Just wondering has anyone tried and have faced similar issues before? if so could someone point me in the right direction??


Solution

  • What you are doing isn't a single step PowerPoint to PDF and Ghostscript is not rendering the PowerPoint. In fact if you are creating a PDF file Ghostscript isn't (ideally) rendering anything.

    What's actually happening is that you are asking PowerPoint to print to a canvas, which is then passed to the PostScript printer driver. That produces PostScript which is sent to the Port. Your (and others) Port Monitor then sends the PostScript to the 'Distiller' (in your case Ghostscript and the pdfwrite device). The Distiller reformats the vector drawing commands into a PDF format and builds a PDF file from them. It doesn't render (turn into a bitmap image) anything unless forced to.

    Obviously there are several places along that road where the problem could creep in. Given that you say that the Adobe product (the others you mention al use Ghostscript) has the same problem, I think its safe to assume that the problem isn't Ghostscript.

    This also means that you aren't using the driver you think you are. Adobe can't handle PCL as an input medium as far as I'm aware, and nor can Ghostscript. GhostPCL will handle PCL as an input, but that's not what you say you are using.

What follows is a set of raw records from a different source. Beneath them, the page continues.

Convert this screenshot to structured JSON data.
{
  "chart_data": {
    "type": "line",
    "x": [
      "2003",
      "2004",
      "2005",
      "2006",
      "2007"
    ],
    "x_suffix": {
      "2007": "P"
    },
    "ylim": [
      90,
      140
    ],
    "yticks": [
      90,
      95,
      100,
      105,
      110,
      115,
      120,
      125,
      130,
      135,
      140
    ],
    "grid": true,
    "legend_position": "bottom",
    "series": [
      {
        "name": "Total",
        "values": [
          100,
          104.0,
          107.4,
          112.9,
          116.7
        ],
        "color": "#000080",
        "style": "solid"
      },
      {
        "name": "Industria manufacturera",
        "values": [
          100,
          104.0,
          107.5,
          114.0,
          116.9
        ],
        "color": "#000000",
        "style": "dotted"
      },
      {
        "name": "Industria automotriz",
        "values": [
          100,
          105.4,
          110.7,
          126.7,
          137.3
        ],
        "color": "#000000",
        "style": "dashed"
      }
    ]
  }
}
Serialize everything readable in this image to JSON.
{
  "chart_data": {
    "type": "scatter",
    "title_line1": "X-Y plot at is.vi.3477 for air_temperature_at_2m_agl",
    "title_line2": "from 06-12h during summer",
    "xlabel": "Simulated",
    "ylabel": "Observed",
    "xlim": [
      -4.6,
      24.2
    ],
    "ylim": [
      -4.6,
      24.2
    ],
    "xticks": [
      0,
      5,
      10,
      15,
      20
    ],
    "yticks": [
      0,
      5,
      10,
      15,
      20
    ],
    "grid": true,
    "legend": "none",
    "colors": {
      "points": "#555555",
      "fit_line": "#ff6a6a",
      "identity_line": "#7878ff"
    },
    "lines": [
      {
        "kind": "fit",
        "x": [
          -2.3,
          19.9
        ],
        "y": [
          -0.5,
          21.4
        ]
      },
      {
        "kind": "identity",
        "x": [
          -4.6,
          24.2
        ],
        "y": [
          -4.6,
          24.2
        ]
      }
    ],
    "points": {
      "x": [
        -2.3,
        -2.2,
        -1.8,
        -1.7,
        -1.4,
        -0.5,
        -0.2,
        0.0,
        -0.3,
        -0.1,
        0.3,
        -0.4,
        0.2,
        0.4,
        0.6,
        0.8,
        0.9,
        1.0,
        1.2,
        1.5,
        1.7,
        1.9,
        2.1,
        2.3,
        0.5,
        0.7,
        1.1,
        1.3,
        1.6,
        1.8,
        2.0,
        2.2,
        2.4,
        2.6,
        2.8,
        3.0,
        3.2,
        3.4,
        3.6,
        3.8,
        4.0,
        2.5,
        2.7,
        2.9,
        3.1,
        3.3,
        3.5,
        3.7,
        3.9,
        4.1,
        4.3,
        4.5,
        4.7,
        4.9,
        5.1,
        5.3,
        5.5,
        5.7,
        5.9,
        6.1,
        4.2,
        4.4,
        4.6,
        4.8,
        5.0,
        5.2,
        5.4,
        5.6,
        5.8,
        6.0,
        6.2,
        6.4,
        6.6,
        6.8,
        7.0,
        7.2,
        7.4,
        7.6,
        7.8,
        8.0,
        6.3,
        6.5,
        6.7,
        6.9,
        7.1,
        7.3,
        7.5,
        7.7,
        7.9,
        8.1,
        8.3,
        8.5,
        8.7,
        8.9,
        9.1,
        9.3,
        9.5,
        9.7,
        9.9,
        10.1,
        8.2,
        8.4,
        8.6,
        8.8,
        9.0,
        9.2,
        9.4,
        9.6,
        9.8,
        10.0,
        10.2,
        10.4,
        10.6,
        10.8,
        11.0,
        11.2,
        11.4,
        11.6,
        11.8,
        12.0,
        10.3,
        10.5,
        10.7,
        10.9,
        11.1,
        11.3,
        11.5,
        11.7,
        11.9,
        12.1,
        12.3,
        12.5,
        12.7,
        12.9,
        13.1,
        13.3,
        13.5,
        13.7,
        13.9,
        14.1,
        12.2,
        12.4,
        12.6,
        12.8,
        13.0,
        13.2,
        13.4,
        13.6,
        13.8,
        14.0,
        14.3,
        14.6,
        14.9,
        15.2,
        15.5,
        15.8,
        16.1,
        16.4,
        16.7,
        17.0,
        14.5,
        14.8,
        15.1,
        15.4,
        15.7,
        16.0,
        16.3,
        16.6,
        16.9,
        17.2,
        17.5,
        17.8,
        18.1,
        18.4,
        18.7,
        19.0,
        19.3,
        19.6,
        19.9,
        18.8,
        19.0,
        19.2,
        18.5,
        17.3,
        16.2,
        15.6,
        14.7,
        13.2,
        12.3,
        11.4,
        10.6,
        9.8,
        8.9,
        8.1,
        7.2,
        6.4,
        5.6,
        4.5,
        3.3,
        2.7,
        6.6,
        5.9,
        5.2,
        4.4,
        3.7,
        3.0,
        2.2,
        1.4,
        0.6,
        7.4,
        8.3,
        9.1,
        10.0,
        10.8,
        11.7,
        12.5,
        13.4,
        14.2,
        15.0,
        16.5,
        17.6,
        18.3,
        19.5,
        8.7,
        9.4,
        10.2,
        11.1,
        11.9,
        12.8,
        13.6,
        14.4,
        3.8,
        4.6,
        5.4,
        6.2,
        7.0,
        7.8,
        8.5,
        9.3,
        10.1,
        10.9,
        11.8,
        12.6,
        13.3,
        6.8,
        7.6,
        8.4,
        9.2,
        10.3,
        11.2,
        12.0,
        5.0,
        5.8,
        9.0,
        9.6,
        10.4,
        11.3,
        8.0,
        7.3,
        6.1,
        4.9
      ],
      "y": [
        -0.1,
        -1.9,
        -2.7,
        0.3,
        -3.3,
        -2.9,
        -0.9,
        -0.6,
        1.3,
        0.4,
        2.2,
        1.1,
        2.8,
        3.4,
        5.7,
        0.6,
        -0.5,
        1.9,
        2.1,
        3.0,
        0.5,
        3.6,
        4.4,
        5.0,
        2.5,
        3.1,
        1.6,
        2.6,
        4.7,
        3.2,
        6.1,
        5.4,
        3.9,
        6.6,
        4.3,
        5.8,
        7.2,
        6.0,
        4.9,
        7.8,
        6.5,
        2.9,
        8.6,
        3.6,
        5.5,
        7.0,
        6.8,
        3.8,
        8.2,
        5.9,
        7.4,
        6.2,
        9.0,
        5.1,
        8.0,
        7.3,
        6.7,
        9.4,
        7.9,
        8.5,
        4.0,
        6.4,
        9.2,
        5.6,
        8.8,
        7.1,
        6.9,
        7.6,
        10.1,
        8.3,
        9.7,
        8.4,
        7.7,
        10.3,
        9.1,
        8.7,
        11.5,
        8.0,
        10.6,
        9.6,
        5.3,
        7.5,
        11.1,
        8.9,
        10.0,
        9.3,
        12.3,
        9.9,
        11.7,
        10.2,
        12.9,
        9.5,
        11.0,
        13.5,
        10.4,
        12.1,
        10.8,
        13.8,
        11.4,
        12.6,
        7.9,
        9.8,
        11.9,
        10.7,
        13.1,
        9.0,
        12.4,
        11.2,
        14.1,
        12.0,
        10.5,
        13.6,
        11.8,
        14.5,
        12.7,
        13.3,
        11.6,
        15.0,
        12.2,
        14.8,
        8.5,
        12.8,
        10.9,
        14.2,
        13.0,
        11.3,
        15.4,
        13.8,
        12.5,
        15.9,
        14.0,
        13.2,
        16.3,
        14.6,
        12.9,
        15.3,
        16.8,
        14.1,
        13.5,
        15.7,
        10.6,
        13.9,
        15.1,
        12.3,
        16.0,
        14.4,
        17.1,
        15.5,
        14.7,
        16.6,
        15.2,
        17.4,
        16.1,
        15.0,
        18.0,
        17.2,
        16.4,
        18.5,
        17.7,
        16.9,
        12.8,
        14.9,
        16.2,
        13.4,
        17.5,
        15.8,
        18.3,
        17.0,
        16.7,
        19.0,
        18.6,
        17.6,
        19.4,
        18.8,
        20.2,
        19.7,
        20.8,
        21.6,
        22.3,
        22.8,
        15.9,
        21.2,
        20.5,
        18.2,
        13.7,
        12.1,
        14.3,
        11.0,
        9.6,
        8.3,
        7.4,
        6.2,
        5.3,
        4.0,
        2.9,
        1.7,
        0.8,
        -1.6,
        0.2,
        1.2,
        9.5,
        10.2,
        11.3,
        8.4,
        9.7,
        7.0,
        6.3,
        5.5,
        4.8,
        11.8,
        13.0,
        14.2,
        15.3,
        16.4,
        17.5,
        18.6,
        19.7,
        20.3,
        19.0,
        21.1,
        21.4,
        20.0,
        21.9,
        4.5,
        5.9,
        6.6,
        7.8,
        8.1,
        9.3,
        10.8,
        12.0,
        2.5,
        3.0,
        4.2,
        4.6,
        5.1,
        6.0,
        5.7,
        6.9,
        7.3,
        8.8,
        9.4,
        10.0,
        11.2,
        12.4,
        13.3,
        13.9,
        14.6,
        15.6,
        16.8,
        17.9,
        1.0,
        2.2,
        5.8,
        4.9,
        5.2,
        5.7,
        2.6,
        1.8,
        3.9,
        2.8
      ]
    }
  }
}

    Of course you haven't linked to an example file to demonstrate the problem, nor supplied an example command line, so this is all supposition.

    Now if, somehow, you are using a PCL6 device, then the problem is most likely due to the presence of rasterOps in the output. Rasterops are part of the PCL imaging model which do not exist in PDF and are a form of transparency. There are three ways to handle such content for a PDF output device; firstly render the whole page content to an image, secondly ignore the rasterOps objects, thirdly treat the rasterOps as opaque.

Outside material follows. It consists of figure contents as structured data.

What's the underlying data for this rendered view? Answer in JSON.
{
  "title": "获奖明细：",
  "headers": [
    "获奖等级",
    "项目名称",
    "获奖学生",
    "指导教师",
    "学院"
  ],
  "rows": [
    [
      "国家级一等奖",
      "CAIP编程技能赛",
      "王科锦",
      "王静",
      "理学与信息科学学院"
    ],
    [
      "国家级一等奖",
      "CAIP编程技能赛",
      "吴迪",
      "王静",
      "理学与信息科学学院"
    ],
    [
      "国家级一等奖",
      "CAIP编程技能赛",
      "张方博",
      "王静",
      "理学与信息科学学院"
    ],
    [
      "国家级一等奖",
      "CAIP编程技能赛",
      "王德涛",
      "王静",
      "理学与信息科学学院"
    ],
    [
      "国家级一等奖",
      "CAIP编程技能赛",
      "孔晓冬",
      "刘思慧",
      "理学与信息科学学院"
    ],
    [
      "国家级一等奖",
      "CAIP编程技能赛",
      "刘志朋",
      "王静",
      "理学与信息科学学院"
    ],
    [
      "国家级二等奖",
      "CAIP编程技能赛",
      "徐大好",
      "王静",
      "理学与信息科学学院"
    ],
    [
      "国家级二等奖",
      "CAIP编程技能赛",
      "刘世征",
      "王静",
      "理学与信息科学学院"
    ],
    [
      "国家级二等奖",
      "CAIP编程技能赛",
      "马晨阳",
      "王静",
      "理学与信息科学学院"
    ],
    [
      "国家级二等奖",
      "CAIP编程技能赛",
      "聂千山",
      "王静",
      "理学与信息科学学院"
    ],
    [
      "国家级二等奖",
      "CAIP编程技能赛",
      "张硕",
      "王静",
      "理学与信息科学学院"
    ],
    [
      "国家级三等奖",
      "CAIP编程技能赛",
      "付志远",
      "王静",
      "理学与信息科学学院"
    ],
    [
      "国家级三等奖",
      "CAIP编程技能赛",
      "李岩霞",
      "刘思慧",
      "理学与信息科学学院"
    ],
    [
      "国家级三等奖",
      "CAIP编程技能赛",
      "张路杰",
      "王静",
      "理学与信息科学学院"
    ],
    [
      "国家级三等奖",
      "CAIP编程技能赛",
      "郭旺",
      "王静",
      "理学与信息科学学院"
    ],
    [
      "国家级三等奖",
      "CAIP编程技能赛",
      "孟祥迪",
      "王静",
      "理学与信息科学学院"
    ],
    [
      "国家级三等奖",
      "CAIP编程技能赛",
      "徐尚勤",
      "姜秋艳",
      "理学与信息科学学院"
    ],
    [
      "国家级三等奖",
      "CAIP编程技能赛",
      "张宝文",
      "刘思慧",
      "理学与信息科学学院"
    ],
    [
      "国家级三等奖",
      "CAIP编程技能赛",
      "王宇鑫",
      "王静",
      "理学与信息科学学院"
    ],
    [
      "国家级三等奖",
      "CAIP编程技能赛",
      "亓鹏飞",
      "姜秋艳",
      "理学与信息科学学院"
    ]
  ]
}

    GhostPCL and the pdfwrite device take the third option. So, its just conceivable that your original content has some transparent objects which are being handled as rasterOps by the PCL printer driver, and then rendered as opaque by GhostPCL and the pdfwrite device.

    If that's somehow the case then the solution is simple; don't use a PCL printer driver, use the PostScript one.

    If you post a link to a (simple, eg single page) example of what you are sending to Ghostscript, and a command line, then I can look at it. Please don't send me the PowerPoint, I can't use it and even if I could, my print setup would not match yours. I need the data being sent to Ghostscript.

    [EDIT after looking at files]

    Don't mean to sound like I'm lecturing, the problem is people find these result on Google searches and then try to apply them based on a poor understanding of what's happening. So I find it best to be really clear in my answers about what's going on. It saves questions later :-)

    The first thing I see is that the PCL is indeed PCL, and if you try running that through Ghostscript it throws horrible errors and exits. So presumably you aren't doing that.

    The PostScript file contains nothing except huge images, rendered (presumably at 600 dpi) contains 2 pages, the two pages look like your images above. Which is why the PostScript is better than 20 times larger than the PCL file.

    But.... If I open the .ppt file with OpenOffice (4.0.0 is what I have to hand) I see exactly the same thing. I don't, I'm afraid, have a copy of Microsoft PowerPoint, but from what I see here there are two conclusions;

    firstly that the PDF I get looks pretty much like the PowerPoint when viewed with OpenOffice at least. So there's something 'interesting' about your PowerPoint.

    secondly, even if that's not what you expect, its what's in the PostScript program. That means that either PowerPoint rendered the slide to a bitmap or the Windows printing system/HP driver did.

    Now, if I run the PCL through GhostPCL instead of Ghostscript (rendering, not producing a PDF) then the result is more like what I think you are expecting. However, when sent to a PDF file the result is horrible. Which strongly suggests to me that there's some form of transparency involved, PostScript doesn't support transparency at all, and PCL does it through rasterOPs.

    I'm afraid that this means that the problem lies either in PowerPoint, the Windows print system or the PostScript printer driver you are using. Since the PCL is at least close to what you expect, I suspect that this means PowerPoint is doing the right thing, and its the printer driver messing up. It appears you are using the Windows PostScript printer driver.

    So there's no way you can 'fix' this for files like this, at least not with Ghostscript. You would need to 'fix' the Windows PostScript printer driver, or possibly the Windows print system. You could try reporting a bug to Microsoft, presumably these files print incorrectly when sent to physical PostScript printers too.